Imagine you’re on ICQ one night, and you see this dude jumping into your chat room. Before long the two of you start to argue like a couple of schoolgirls and the “dude” says that he’s gonna burn you, so you challenge him to bring it on!
All of a sudden, your super rad Windows95 box is crashing, leaving you with the blue screen of death. “What the @!#$!@#$?!” comes spewing forth from your scorched lips.
So what just happened to your computer? Did your box crash because of that other lamer? How did he cause that blue screen? While the BSoD was an all too common sight, the timing was just too perfect to think it wasn’t him.
This was my first experience with Cyber Security. Having power over someone halfway around the world, all while comfortably sitting behind a keyboard, was exciting. I wanted to know more, and thus I entered the wonderful world of Cyber Security and never looked back.
Since my early days, Cyber Security has grown up quite a bit. I’ve seen many sides from Unix to Active Directory authentication solutions, to running Global Identity Management projects for Fortune 100 companies, and spending late nights with customers under advanced application attacks from nation-states.
Throughout history security was all about the wall at the edge of your castle and how big you could build it. The higher and broader the wall, the more secure you were. However, there was a gate so that others could visit you and conduct business. So, attackers focused on the gates because that’s where the holes were. Times changed and in the early world of technology, it became about how big your edge firewall was to protect your business.
And now applications have created the holes in your firewall. As soon as a perimeter firewall is deployed, port 80 and 443 are opened. Today it’s not only your employees and preferred partners that need access to applications but customers need access to your applications and data too, and their browsers must be allowed in.

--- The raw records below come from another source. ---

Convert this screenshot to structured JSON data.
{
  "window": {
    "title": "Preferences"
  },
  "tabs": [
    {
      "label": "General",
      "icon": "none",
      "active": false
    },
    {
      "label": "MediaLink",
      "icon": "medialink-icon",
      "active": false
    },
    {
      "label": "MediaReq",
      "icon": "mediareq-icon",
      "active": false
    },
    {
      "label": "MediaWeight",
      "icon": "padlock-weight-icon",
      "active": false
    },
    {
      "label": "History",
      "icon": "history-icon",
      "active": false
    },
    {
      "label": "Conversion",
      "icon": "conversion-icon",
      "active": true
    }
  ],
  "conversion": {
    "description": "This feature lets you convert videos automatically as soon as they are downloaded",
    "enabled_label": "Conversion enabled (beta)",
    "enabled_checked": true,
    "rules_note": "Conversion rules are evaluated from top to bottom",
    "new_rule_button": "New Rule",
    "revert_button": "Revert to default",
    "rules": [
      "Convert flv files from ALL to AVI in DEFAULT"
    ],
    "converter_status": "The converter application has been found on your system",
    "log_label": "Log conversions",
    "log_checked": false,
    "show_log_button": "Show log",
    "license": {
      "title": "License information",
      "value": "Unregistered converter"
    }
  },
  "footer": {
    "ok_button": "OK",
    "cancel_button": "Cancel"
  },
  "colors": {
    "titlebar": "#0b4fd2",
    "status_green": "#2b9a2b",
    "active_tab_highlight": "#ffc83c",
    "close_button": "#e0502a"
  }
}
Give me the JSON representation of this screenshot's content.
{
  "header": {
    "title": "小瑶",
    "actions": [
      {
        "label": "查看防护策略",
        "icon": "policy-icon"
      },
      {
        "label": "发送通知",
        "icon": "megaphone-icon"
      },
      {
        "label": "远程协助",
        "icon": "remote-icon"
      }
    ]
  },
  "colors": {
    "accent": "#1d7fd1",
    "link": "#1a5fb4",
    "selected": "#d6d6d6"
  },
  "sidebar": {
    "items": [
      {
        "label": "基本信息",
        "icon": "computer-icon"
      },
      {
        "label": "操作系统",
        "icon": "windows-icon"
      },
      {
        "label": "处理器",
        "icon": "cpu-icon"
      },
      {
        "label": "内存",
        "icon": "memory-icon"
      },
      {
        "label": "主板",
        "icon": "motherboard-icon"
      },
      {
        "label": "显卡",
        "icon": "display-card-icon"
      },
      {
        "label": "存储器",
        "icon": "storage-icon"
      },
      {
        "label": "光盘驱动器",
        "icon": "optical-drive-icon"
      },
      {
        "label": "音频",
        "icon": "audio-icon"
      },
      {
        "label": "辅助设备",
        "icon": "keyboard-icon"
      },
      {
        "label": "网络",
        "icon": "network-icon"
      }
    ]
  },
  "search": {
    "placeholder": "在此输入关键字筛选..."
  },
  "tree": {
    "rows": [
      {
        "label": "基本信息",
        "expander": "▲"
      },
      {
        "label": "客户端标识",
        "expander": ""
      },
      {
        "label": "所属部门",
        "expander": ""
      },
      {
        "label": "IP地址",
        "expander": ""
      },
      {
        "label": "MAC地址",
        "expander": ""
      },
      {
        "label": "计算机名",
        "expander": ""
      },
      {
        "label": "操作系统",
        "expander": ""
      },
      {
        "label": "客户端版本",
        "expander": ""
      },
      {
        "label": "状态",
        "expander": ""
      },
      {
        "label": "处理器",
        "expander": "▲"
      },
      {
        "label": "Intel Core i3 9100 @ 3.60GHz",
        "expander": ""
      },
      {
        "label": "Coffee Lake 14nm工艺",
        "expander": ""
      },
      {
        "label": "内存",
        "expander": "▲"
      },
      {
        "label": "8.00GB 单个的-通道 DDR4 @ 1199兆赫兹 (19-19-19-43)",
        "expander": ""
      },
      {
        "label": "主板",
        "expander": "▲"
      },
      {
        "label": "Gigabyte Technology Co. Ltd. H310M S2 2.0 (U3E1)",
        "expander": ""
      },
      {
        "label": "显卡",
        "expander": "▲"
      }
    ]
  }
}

With more and more applications and more and more data being shared we needed a way to inspect the visitors coming through our perimeter to make sure we were safe. This led to the advent of Web Application Firewalls (WAFs), a new gatekeeper of sorts that looks deeper to examine web traffic and look for malicious content before allowing it through.
As web-based applications became more prevalent the WAF became a necessary component of your security stack. Without this gatekeeper, it would be a matter of minutes before an unprotected application was discovered and attacked.
WAFs have become very good at using signatures to identify and stop known attack types such as SQL Injection (SQLi), cross-site scripting (XSS), and cross-site request forgery (CSRF). In addition, most WAFs now offer Rate Limiting policies to keep your applications protected from distributed denial of service (DDoS) attacks.
However, in the never-ending cat and mouse game, as solutions have evolved to protect our applications, attackers have also evolved to bypass them and find new ways into your environment. These days a moderately sophisticated attacker can avoid detection with ease. They can use proxies and bot networks to attack from specific countries and multiple IP addresses to obscure their presence.
The most significant difference today is that applications are no longer the same. In the past, every page you clicked or every page refresh would reload the page from the web server. All the heavy lifting and most of the vulnerabilities attackers would target were in the datacenter. Today with millions of visitors and 100s of millions of requests (not to mention our dwindling attention span), application developers need a way to present data faster without returning to the data center for the complete page on every request.
Just because I still use a browser to visit a website, does not mean that the site responds with legacy HTML. With this shift, the vulnerabilities and attacker focus has also moved.
As I have worked with various industries and customers, I noticed a trend. Applications became more API driven, and mobile platforms were developed first before the browser. This lead to some gaping security holes in the traditional application security stack. Holes that WAFs didn’t do much to plug.
The expanded use of APIs in applications prevents these critical security features from being used, and my customers experienced an increase in attacks and increased difficulty in detecting malicious traffic.
I came to realize that a new form of application security was needed specifically to solve the API problem. WAFs and signatures can not identify API attacks because those APIs are unique to each organization and each application. A standard set of signatures and policies will not work from customer to customer. The APIs at the center of today’s applications are as complex and unique as the environments to which they connect, and attackers take advantage of this by looking for vulnerabilities in the unique logic of each API.
As I looked beyond the WAF I came to Salt Security, the only Patented API Security solution that takes a behavior-based security approach to protect modern web applications. Salt then uses application profiling to provide a clear understanding of how users interact with your APIs and how those users normally behave. Salt then adds Data Classification to determine the overall risk of that user’s behavior and correlates that activity into a single alert. Pretty powerful stuff.
More specifically, this means Salt Security has an understanding of the unique logic of each API at a granular level to identify potentially malicious behavior and stop attacks. Even better, it doesn’t require configuration or the care and feeding (i.e. updates) that you might associate with your current security solutions.
Modern Web Applications require a Modern Security solution. It is time for you to add some Salt to your security stack and secure your enterprise. I’m super excited to be part of the Salt Security team and look forward to talking more about our approach to protecting modern applications.